Questa non è solo la storia di un annoiato adolescente serbo non ancora sedicenne e decisamente sovrappeso che, alle 15.51 del 7 febbraio 2011, scrisse su Facebook “Qualcuno ha voglia di giocare a basket?" senza ottenere risposte. Nikola Jokic da Sombor, cittadina di 40.000 persone vicina al confine con l’Ungheria pesantemente bombardata dalla NATO del 1999, è molto più di un outsider di successo. Strahinja e Nemanja, i fratelli maggiori di 13 e 11 anni, ricordano molto meglio del fratello quei tragici momenti. Forse qualcosa ha scavato dentro, dato che si divertono a bullizzare Nikola. Che però non sembra farne un dramma.

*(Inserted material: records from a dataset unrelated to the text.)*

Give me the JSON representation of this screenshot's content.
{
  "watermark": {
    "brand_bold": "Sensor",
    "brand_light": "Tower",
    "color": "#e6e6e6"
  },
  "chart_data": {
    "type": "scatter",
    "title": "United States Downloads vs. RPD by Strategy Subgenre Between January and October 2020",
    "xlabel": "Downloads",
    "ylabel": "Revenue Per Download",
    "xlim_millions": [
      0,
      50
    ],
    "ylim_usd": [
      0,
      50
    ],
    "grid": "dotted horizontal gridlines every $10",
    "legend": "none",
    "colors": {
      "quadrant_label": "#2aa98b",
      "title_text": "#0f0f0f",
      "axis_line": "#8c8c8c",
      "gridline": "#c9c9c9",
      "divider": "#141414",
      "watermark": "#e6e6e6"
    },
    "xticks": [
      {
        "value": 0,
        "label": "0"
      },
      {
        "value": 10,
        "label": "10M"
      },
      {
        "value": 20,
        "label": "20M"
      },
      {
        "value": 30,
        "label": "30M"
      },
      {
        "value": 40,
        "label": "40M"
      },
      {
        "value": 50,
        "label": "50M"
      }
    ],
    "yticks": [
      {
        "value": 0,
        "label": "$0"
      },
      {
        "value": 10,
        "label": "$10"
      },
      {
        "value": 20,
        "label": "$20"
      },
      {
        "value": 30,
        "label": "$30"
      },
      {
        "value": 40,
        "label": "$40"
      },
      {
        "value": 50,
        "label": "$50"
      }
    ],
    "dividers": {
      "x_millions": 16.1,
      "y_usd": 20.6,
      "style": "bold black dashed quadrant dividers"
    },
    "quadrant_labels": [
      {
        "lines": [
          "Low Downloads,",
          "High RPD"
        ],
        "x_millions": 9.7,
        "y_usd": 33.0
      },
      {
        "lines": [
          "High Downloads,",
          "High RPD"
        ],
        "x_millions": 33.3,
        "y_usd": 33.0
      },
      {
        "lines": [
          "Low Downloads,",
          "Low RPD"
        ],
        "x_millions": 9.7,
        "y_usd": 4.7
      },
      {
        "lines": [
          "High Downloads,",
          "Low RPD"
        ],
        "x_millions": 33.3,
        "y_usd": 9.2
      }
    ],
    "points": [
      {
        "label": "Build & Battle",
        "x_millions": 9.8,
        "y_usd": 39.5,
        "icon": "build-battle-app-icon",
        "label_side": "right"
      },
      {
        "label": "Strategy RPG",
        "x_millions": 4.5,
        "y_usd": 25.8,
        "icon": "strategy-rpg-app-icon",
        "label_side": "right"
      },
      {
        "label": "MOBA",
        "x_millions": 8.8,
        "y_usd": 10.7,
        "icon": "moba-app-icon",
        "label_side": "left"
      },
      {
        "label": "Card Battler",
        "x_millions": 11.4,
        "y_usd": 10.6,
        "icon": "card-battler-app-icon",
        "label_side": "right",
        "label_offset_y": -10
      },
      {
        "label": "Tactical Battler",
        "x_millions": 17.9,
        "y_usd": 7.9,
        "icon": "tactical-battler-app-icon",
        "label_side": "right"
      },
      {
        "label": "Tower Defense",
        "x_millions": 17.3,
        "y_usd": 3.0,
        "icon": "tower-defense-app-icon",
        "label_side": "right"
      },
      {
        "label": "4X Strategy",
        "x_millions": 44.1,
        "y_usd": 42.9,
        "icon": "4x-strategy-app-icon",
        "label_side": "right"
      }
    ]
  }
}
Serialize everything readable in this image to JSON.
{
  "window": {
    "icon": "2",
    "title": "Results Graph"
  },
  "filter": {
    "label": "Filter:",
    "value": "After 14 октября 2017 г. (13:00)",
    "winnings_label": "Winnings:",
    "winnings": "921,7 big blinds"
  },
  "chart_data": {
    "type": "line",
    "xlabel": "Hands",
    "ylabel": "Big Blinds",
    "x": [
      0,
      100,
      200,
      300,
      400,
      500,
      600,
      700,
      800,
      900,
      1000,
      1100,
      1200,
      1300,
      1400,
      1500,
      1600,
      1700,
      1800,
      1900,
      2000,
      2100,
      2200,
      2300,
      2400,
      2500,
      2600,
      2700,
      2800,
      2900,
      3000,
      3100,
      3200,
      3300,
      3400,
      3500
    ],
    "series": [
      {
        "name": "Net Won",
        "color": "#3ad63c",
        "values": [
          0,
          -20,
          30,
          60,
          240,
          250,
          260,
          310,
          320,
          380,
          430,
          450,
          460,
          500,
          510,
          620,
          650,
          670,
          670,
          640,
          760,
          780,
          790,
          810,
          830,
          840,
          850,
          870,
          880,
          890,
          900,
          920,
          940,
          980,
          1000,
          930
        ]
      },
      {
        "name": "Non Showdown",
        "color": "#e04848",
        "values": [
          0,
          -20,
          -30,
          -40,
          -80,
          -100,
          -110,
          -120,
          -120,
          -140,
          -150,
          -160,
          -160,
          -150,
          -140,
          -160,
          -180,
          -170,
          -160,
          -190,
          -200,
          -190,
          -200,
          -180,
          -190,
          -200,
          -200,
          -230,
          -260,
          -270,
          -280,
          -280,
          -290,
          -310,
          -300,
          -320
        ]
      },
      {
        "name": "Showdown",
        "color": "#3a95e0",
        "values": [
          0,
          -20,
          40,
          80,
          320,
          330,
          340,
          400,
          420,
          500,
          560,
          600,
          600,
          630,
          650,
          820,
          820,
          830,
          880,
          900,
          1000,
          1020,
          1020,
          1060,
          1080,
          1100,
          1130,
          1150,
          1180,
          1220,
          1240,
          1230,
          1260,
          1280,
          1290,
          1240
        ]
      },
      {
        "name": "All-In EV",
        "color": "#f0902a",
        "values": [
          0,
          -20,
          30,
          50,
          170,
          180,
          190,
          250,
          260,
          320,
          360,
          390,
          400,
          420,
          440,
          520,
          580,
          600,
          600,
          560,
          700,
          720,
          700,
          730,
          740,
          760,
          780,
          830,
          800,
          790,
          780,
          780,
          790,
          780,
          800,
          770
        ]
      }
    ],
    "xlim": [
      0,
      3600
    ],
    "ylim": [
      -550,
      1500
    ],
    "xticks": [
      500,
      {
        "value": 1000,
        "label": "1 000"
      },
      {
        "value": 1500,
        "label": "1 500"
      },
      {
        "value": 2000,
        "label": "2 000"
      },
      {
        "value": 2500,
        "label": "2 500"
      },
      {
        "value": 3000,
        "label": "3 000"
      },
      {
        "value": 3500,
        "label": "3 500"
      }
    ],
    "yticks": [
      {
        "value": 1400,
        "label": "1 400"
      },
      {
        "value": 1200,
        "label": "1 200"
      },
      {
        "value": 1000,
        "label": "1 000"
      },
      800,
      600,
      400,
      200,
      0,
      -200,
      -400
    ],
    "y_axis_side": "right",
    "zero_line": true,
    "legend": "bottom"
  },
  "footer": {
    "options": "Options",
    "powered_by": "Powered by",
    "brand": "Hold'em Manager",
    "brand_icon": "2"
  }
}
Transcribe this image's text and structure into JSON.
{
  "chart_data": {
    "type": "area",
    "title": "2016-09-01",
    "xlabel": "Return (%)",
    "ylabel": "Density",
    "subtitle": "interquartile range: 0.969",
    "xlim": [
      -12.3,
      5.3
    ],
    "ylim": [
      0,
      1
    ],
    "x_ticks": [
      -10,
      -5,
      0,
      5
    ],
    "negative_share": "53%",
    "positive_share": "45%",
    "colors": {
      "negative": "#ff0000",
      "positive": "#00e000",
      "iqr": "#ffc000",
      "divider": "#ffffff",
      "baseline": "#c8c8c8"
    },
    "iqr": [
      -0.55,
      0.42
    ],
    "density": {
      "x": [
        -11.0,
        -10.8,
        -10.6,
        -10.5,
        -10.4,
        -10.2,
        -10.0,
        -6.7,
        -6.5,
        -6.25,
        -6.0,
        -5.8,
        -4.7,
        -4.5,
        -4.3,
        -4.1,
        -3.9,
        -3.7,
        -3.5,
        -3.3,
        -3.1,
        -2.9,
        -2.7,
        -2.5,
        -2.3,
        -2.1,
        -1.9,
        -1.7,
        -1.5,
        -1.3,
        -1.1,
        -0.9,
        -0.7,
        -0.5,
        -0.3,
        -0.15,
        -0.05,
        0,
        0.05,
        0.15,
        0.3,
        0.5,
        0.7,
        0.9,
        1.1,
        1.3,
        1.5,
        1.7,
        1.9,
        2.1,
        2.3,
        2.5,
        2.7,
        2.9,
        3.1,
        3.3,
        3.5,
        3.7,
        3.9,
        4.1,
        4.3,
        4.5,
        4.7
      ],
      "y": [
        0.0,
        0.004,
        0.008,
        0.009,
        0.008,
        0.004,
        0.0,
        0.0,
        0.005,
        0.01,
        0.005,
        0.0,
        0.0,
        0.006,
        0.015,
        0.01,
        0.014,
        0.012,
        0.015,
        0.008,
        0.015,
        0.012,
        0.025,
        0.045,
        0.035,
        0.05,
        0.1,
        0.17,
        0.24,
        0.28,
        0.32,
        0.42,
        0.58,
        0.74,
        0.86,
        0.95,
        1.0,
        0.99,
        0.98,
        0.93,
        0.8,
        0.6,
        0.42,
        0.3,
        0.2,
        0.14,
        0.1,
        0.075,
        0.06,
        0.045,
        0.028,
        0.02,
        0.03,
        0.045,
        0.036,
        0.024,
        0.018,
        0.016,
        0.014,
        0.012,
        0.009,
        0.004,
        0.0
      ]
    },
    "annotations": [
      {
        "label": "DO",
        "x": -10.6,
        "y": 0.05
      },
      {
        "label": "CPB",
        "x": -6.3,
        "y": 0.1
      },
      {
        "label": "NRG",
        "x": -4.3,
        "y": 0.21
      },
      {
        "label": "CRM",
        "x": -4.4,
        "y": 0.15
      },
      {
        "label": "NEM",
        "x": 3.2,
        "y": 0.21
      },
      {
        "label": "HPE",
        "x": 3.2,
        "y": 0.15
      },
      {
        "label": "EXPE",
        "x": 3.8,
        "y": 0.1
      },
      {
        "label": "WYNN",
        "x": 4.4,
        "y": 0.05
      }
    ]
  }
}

A differenza del clima generale della Serbia dei primi anni duemila lui non appare oberato da pesi sull’anima: è mite, rilassato, pigro. «Mio padre mi dice sempre che sono molto calmo, a differenza dei miei fratelli. Per farmi incazzare devi farmi qualcosa di davvero brutto». Ha decisamente qualche chilo di troppo, e nulla farebbe pensare che con la palla in mano sappia dire la sua. Seguendo i fratelli al campetto si è appassionato al basket ma ha un’altra passione, ben più forte: quella dei cavalli. Vorrebbe diventare un fantino ma il padre, notando che ormai il ragazzino va per i due metri, gli risponde così:
«prima diventa un giocatore di basket, poi avrai tutto il tempo per fare il fantino».